Sri Lanka rupee’s non-credible peg to the US dollar which was kept to around 203 in the breach with the moral suasion has broken to 211-215 levels with most banks giving up on the earlier, rate, market participants said.
Most domestic banks have started to sell dollars around 211 to the US dollar to importers while foreign banks are selling around 215, market participants said.
On Tuesday Commercial Bank was quoting a rate of 206.50/211.00 for Telegraphic Transfers, Hatton National Bank 206/211, Seylan Bank 204/211.
State-run Bank of Ceylon was still quoting 198.50/203 on their website with a proviso that deals above 7,500 would have to get a quote from the dealing room.
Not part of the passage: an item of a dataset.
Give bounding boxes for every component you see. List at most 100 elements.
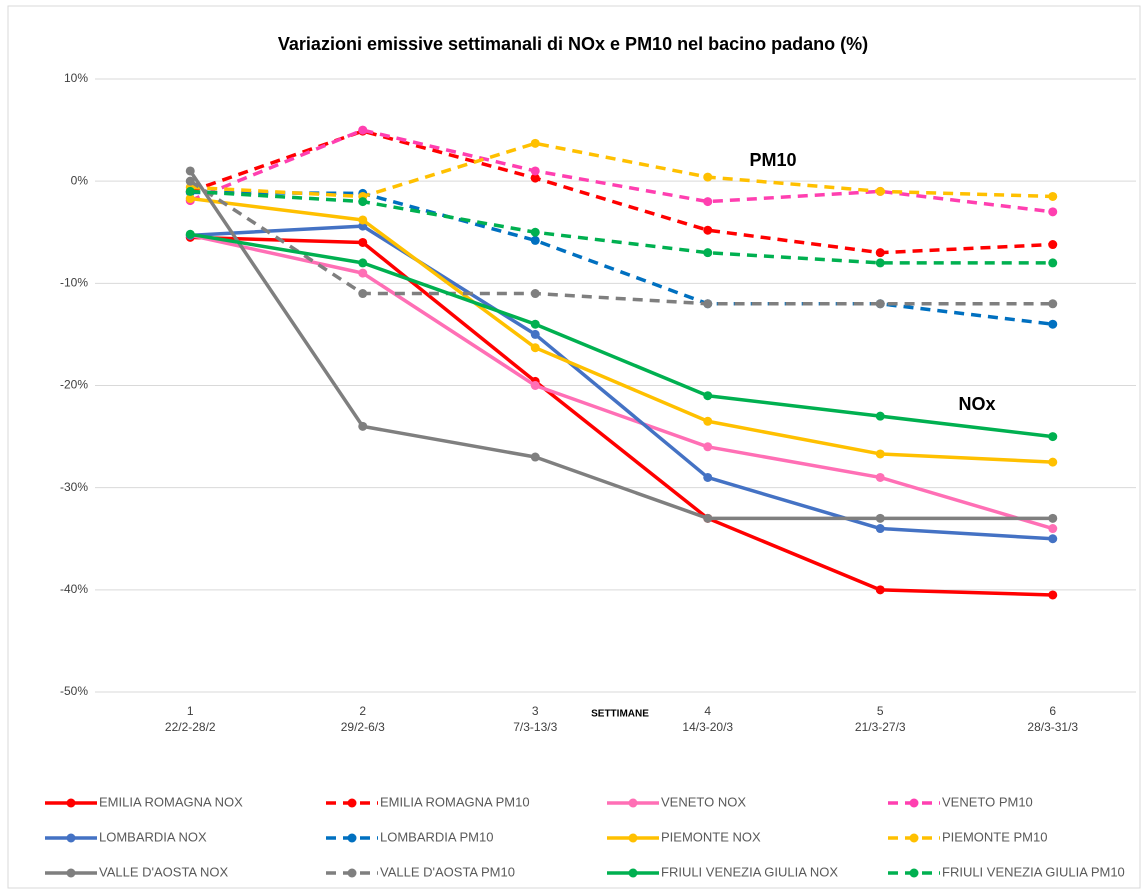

Sri Lanka’s rupee peg is non-credible (or soft) due to liquidity injections and the lack of floating overnight rate to keep the exchange rate fixed (credible peg).
Sri Lanka has been printing large volumes of money to pay state worker salaries and keep interest rates low and turn government debt into reserve money (bank notes or liquidity) at weekly bill and bond auctions which then hit the forex markets.
Two weeks ago a failed bond auction injected 53 billion rupees into money markets only part of was taken out before it disappeared as outflows mostly through government debt.
Unlike in mid 2020, when private credit collapsed, with stronger economic activity and growing private credit, printed money hits the forex market faster as cascading credit takes place.
Weak confidence had also led to capital flight from stock markets where foreign investors benefited from rising stock prices due to liquidity injections and higher profits reported by so-called ‘crony’ import substitution firms before costs and weak demand caught up with them.
Analysts had called for curbs on the domestic operations of the central bank as policy became increasingly activist since 2011 with discretionary policy involving ‘flexible’ exchange rate and ‘flexible’ inflation targeting.
Sri Lanka needs monetary discipline to avoid further downgrades: Bellwether
Bank Treasurers had warned authorities at a meeting on Wednesday that the non-credible peg at 203, which was kept through a moral suasion and informal agreement was not tenable.
Due to bar on outright interbank trading there is no price transparency for the dollar rupee rate in the spot or forward market, leading to banks charging and paying various rates to exporters and importers based on bargaining power.
Another meeting with authorities is due shortly, market participants said.
Sri Lanka’s has fallen victim to Keynesian stimulus, discretionary monetary policy and undermining of Treasuries auctions since the end of the war, critics have said.